Virgin Orbit attempted its second demonstration launch on Sunday after their first attempt failed shortly after the first stage ignition last year. This time around they didn’t just launch a mass simulator but actual payloads from NASA’s Educational Launch of Nanosatellites program ElaNa 20 which contained several CubeSats from universities across the nation.
Virgin Orbit sends their LauncherOne rocket to space a little differently from other launch providers. Instead of having a launch pad on the ground, Virgin Orbit attaches their rocket under one of the wings of a Boeing 747-400 airplane named Cosmic Girl and ignites it shortly after dropping it over the Pacific Ocean. In theory, this method could work from anywhere in the world.
Air launch vehicles are not common in the industry. One of the most famous is the Pegasus launcher operated by Northrop Grumman. It primarily launches payloads for NASA and the Department of Defense and is dropped from the final operating Lockheed L-1011 TriStar aircraft named Stargazer.
Pegasus launched 44 times with its last launch of NASA’s ICON mission back in 2019. It’s unsure if they will get any more contracts, but the revival of air-launch vehicles with LauncherOne and the growth of smallsats needing a ride to space brings hope in both programs.
Demo 2’s launch timeline
Normally for a launch timeline, we see just a T- (T Minus) or an L- (L Minus) countdown, both of which usually countdown to either liftoff or engine ignition. Virgin Orbit has a T- and D- (D Minus) countdown. T refers to the takeoff of the carrier aircraft (Cosmic Girl) and D refers to when LauncherOne is dropped from the aircraft.
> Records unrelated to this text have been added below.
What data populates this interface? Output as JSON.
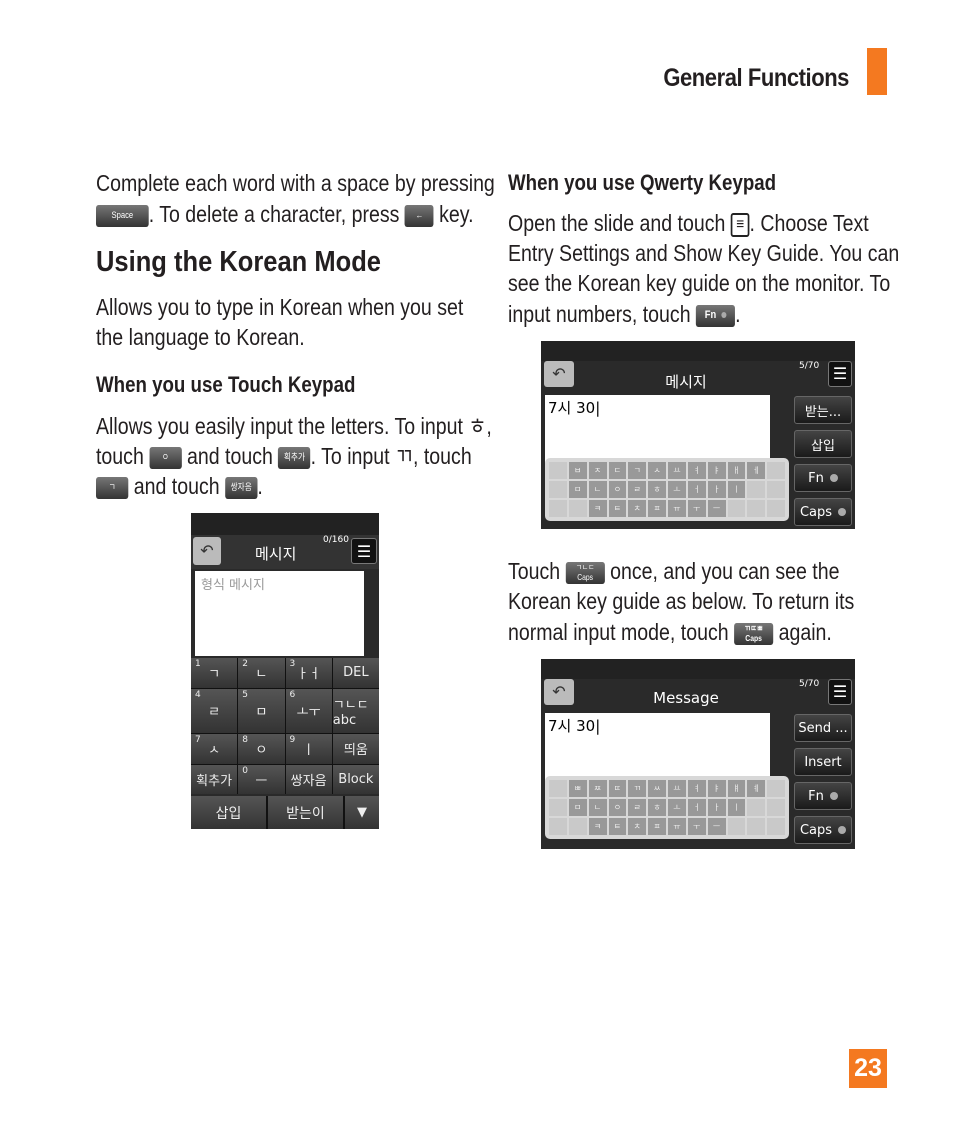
{
  "header": {
    "section": "General Functions",
    "accent": "#f47920"
  },
  "left": {
    "intro_line1": "Complete each word with a space by pressing",
    "intro_line2a": ". To delete a character, press",
    "intro_line2b": "key.",
    "key_space": "Space",
    "key_del": "Del",
    "title": "Using the Korean Mode",
    "desc1": "Allows you to type in Korean when you set",
    "desc2": "the language to Korean.",
    "touch_heading": "When you use Touch Keypad",
    "t1": "Allows you easily input the letters. To input ㅎ,",
    "t2a": "touch",
    "t2b": "and touch",
    "t2c": ". To input ㄲ, touch",
    "t3a": "and touch",
    "key8": "ㅇ",
    "key8n": "8",
    "key_add": "획추가",
    "key1": "ㄱ",
    "key1n": "1",
    "key_double": "쌍자음"
  },
  "right": {
    "qwerty_heading": "When you use Qwerty Keypad",
    "q1a": "Open the slide and touch",
    "q1b": ". Choose Text",
    "q2": "Entry Settings and Show Key Guide. You can",
    "q3": "see the Korean key guide on the monitor. To",
    "q4": "input numbers, touch",
    "key_fn": "Fn",
    "key_caps": "Caps",
    "key_caps_sub": "ㄱㄴㄷ",
    "key_caps_sub2": "ㄲㄸㅃ",
    "r1a": "Touch",
    "r1b": "once, and you can see the",
    "r2": "Korean key guide as below. To return its",
    "r3a": "normal input mode, touch",
    "r3b": "again."
  },
  "phone1": {
    "title": "메시지",
    "counter": "0/160",
    "placeholder": "형식 메시지",
    "keys": [
      [
        "1",
        "ㄱ"
      ],
      [
        "2",
        "ㄴ"
      ],
      [
        "3",
        "ㅏㅓ"
      ],
      [
        "",
        "DEL"
      ],
      [
        "4",
        "ㄹ"
      ],
      [
        "5",
        "ㅁ"
      ],
      [
        "6",
        "ㅗㅜ"
      ],
      [
        "",
        "ㄱㄴㄷ abc"
      ],
      [
        "7",
        "ㅅ"
      ],
      [
        "8",
        "ㅇ"
      ],
      [
        "9",
        "ㅣ"
      ],
      [
        "",
        "띄움"
      ],
      [
        "",
        "획추가"
      ],
      [
        "0",
        "ㅡ"
      ],
      [
        "",
        "쌍자음"
      ],
      [
        "",
        "Block"
      ]
    ],
    "bottom": [
      "삽입",
      "받는이"
    ]
  },
  "phone2": {
    "title": "메시지",
    "counter": "5/70",
    "text": "7시 30",
    "buttons": [
      "받는...",
      "삽입",
      "Fn",
      "Caps"
    ],
    "rows": [
      [
        "",
        "ㅂ",
        "ㅈ",
        "ㄷ",
        "ㄱ",
        "ㅅ",
        "ㅛ",
        "ㅕ",
        "ㅑ",
        "ㅐ",
        "ㅔ",
        ""
      ],
      [
        "",
        "ㅁ",
        "ㄴ",
        "ㅇ",
        "ㄹ",
        "ㅎ",
        "ㅗ",
        "ㅓ",
        "ㅏ",
        "ㅣ",
        "",
        ""
      ],
      [
        "",
        "",
        "ㅋ",
        "ㅌ",
        "ㅊ",
        "ㅍ",
        "ㅠ",
        "ㅜ",
        "ㅡ",
        "",
        "",
        ""
      ]
    ]
  },
  "phone3": {
    "title": "Message",
    "counter": "5/70",
    "text": "7시 30",
    "buttons": [
      "Send ...",
      "Insert",
      "Fn",
      "Caps"
    ],
    "rows": [
      [
        "",
        "ㅃ",
        "ㅉ",
        "ㄸ",
        "ㄲ",
        "ㅆ",
        "ㅛ",
        "ㅕ",
        "ㅑ",
        "ㅒ",
        "ㅖ",
        ""
      ],
      [
        "",
        "ㅁ",
        "ㄴ",
        "ㅇ",
        "ㄹ",
        "ㅎ",
        "ㅗ",
        "ㅓ",
        "ㅏ",
        "ㅣ",
        "",
        ""
      ],
      [
        "",
        "",
        "ㅋ",
        "ㅌ",
        "ㅊ",
        "ㅍ",
        "ㅠ",
        "ㅜ",
        "ㅡ",
        "",
        "",
        ""
      ]
    ]
  },
  "page_number": "23"
}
Cosmic Girl took off from the Mojave Air and Space Port in California at approximately 1:40 p.m. EST, then headed toward the Pacific Ocean where it began flying in a “racetrack” pattern to match up with the right orientation for satellite orbit.
At approximately 2:39 p.m. EST, Cosmic Girl pitched up and released the LauncherOne rocket. A few seconds later, LaucherOne’s first stage powered by a NewtonThree engine ignited and propelled the rocket into space. From this point on, the flight timeline is similar to any other launch.
The first stage burns for about three minutes before it is cut off and the second stage takes over. The second stage boosted the payloads into an elliptical orbit where it shutdown then reignited to circulate the orbit into its final position and released the 10 CubeSats.
“A new gateway to space has just sprung open! That LauncherOne was able to successfully reach orbit today is a testament to this team’s talent, precision, drive, and ingenuity. Even in the face of a global pandemic, we’ve maintained a laser focus on fully demonstrating every element of this revolutionary launch system. That effort paid off today with a beautifully executed mission, and we couldn’t be happier.”Dan Hart, CEO or Virgin Orbit
The success in this mission opens the door to future customers looking for a dedicated ride into space for their CubeSats. While it is estimated to cost almost twice as much as its leading competitor Rocket Lab’s Electron, it is a much more capable rocket and offers the benefits of air-launch like being able to use facilities at multiple airports and quicker launch-on-demand capabilities.
This launch, the previous launch attempt, and other flight tests were not publicly streamed. Instead, Virgin Orbit offered live Twitter updates. There was an internal stream, however, that eventually got leaked to the public.
It’s unsure if this was just for internal personnel or a practice stream for future missions, but from what we were able to see of it, Virgin Orbit has raised the bar of launch streams. This is especially true for live on-screen telemetry, detailed graphics, and use of engineers as on-screen talent, which allows for much more detailed explanations that are not read from a script.
We hope for the next mission, Virgin Orbit decides to produce the stream publicly since they are leaps and bounds ahead of other launch providers already based on their internal stream.